Final summer season, Sweetin, 43, and Bure, 49, had completely different opinions over the Paris Olympics — with “The Jane Mysteries” star calling out conservatives for his or her harsh opinions on the opening ceremony, which featured drag queens.
Bure dubbed the quantity, which referenced Leonardo Da Vinci’s “The Last Supper,” “disgusting” and mentioned it was mocking “the Christian faith.”
Regardless of their dueling emotions, Sweetin set the file straight on the place she stands along with her on-screen sibling.
“‘Tell us you don’t know about art,’” host Amir Yass mentioned on the newest episode of his “The Vault” podcast, quoting Sweetin. “You were speaking about her…”
The “How Rude, Tanneritos!” podcast host shortly clarified: “To be honest, I wasn’t speaking about her.”
“There was already something that had happened where we went on a divergent path,” defined Sweetin. “And then I saw the Olympics thing and how people were freaking out about it, so I said, ‘Oh my God, tell me you don’t know anything about art history without telling me you know nothing,’ and everyone was like, ‘She came for Candace!’”
The “Fuller House” star admitted she was shocked by that rumor.
Sweetin recalled, “And I was like, ‘What the…?’ I was, like, getting a massage or something, and I came out to all of this, and I was like, ‘What did I…? Oh, she said….ohhhhhh. Well, I guess that’s it!’”
“I’m not changing anything I said,” she insisted. “But it was not an intentional dig. But it was still what I wanted to say.”
“It’s funny, we’ve never actually ‘gotten into it’,” she mentioned. “She posted her viewpoint and I posted mine, and we’ve always been very different on those things. I think it was just … now all of that comes to the surface more.”
The “Full House” solid — which additionally included the late Bob Saget, Lori Loughlin, John Stamos, Dave Coulier, Andrea Barber and Mary-Kate and Ashley Olsen — have at all times been shut.
A lot of the major solid, minus the Olsen twins, reunited for 5 seasons of Netflix’s “Fuller House” from 2016 to 2020.
“Candace and I have just lived very different … lifestyles,” Sweetin expressed. “We just exist in different worlds, but she is still someone I have known since I was 5 years old.”
“It’s like family members,” she added. “Maybe we don’t talk all the time, and I know if politics comes up it is not going to go well, but I don’t hate you. I am not going to not hug you, but I’m also not going to not keep my mouth shut. So that’s what I did. That’s how I look at it. You don’t want to follow or whatever, that’s cool.”

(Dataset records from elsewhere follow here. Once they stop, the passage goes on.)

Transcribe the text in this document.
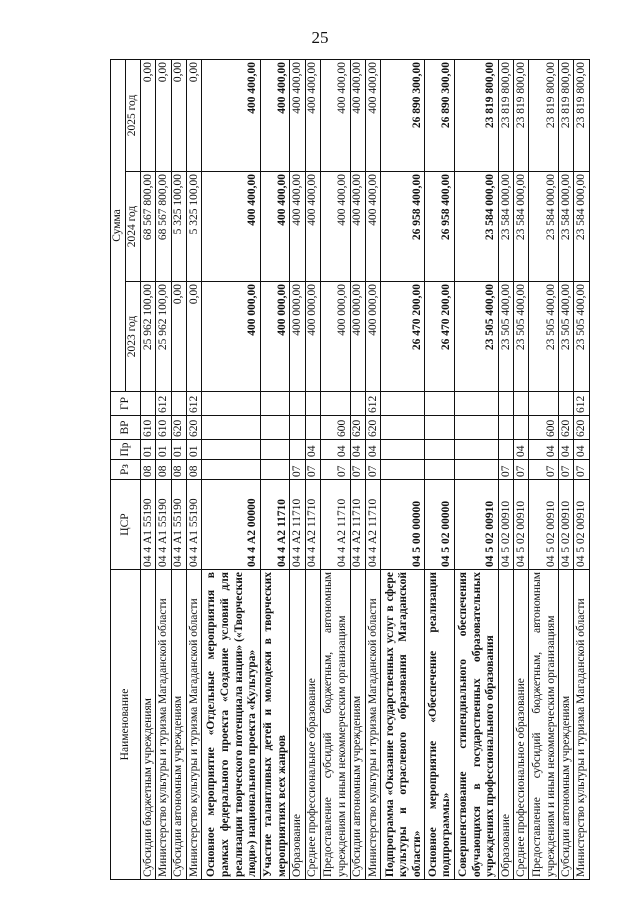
25
Наименование	ЦСР	Рз	Пр	ВР	ГР	Сумма		
						2023 год	2024 год	2025 год
Субсидии бюджетным учреждениям	04 4 А1 55190	08	01	610		25 962 100,00	68 567 800,00	0,00
Министерство культуры и туризма Магаданской области	04 4 А1 55190	08	01	610	612	25 962 100,00	68 567 800,00	0,00
Субсидии автономным учреждениям	04 4 А1 55190	08	01	620		0,00	5 325 100,00	0,00
Министерство культуры и туризма Магаданской области	04 4 А1 55190	08	01	620	612	0,00	5 325 100,00	0,00
Основное мероприятие «Отдельные мероприятия в рамках федерального проекта «Создание условий для реализации творческого потенциала нации» («Творческие люди») национального проекта «Культура»	04 4 А2 00000					400 000,00	400 400,00	400 400,00
Участие талантливых детей и молодежи в творческих мероприятиях всех жанров	04 4 А2 11710					400 000,00	400 400,00	400 400,00
Образование	04 4 А2 11710	07				400 000,00	400 400,00	400 400,00
Среднее профессиональное образование	04 4 А2 11710	07	04			400 000,00	400 400,00	400 400,00
Предоставление субсидий бюджетным, автономным учреждениям и иным некоммерческим организациям	04 4 А2 11710	07	04	600		400 000,00	400 400,00	400 400,00
Субсидии автономным учреждениям	04 4 А2 11710	07	04	620		400 000,00	400 400,00	400 400,00
Министерство культуры и туризма Магаданской области	04 4 А2 11710	07	04	620	612	400 000,00	400 400,00	400 400,00
Подпрограмма «Оказание государственных услуг в сфере культуры и отраслевого образования Магаданской области»	04 5 00 00000					26 470 200,00	26 958 400,00	26 890 300,00
Основное мероприятие «Обеспечение реализации подпрограммы»	04 5 02 00000					26 470 200,00	26 958 400,00	26 890 300,00
Совершенствование стипендиального обеспечения обучающихся в государственных образовательных учреждениях профессионального образования	04 5 02 00910					23 505 400,00	23 584 000,00	23 819 800,00
Образование	04 5 02 00910	07				23 505 400,00	23 584 000,00	23 819 800,00
Среднее профессиональное образование	04 5 02 00910	07	04			23 505 400,00	23 584 000,00	23 819 800,00
Предоставление субсидий бюджетным, автономным учреждениям и иным некоммерческим организациям	04 5 02 00910	07	04	600		23 505 400,00	23 584 000,00	23 819 800,00
Субсидии автономным учреждениям	04 5 02 00910	07	04	620		23 505 400,00	23 584 000,00	23 819 800,00
Министерство культуры и туризма Магаданской области	04 5 02 00910	07	04	620	612	23 505 400,00	23 584 000,00	23 819 800,00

As Sweetin put it, “I’ll be nice, but I will not be quiet.”
In 2022, nonetheless, Bure unfollowed Sweetin on Instagram after the Hallmark star supported JoJo Siwa who criticized Bure’s feedback about Nice American Household’s programming exhibiting conventional households.
Sweetin famous, “I’m not gonna unfollow anybody!”
“I don’t live my life based on social media,” she shared. “I think it can be used for some great things, and I also think it can be really negative and full of a lot of shit, particularly these days.”
“Unfollow me, don’t follow, whatevs,” Sweetin said. “People announce their departure. It’s like, ‘Cool, yeah, goodbye! You live in fucking Wyoming. I don’t know you!’ And if people I do know unfollow me because of what I passionately believe in, then we are just very different people.”
In 2022, Bure defended herself and her community, which she is the CCO at, from the backlash about exhibiting conventional marriage in her programming.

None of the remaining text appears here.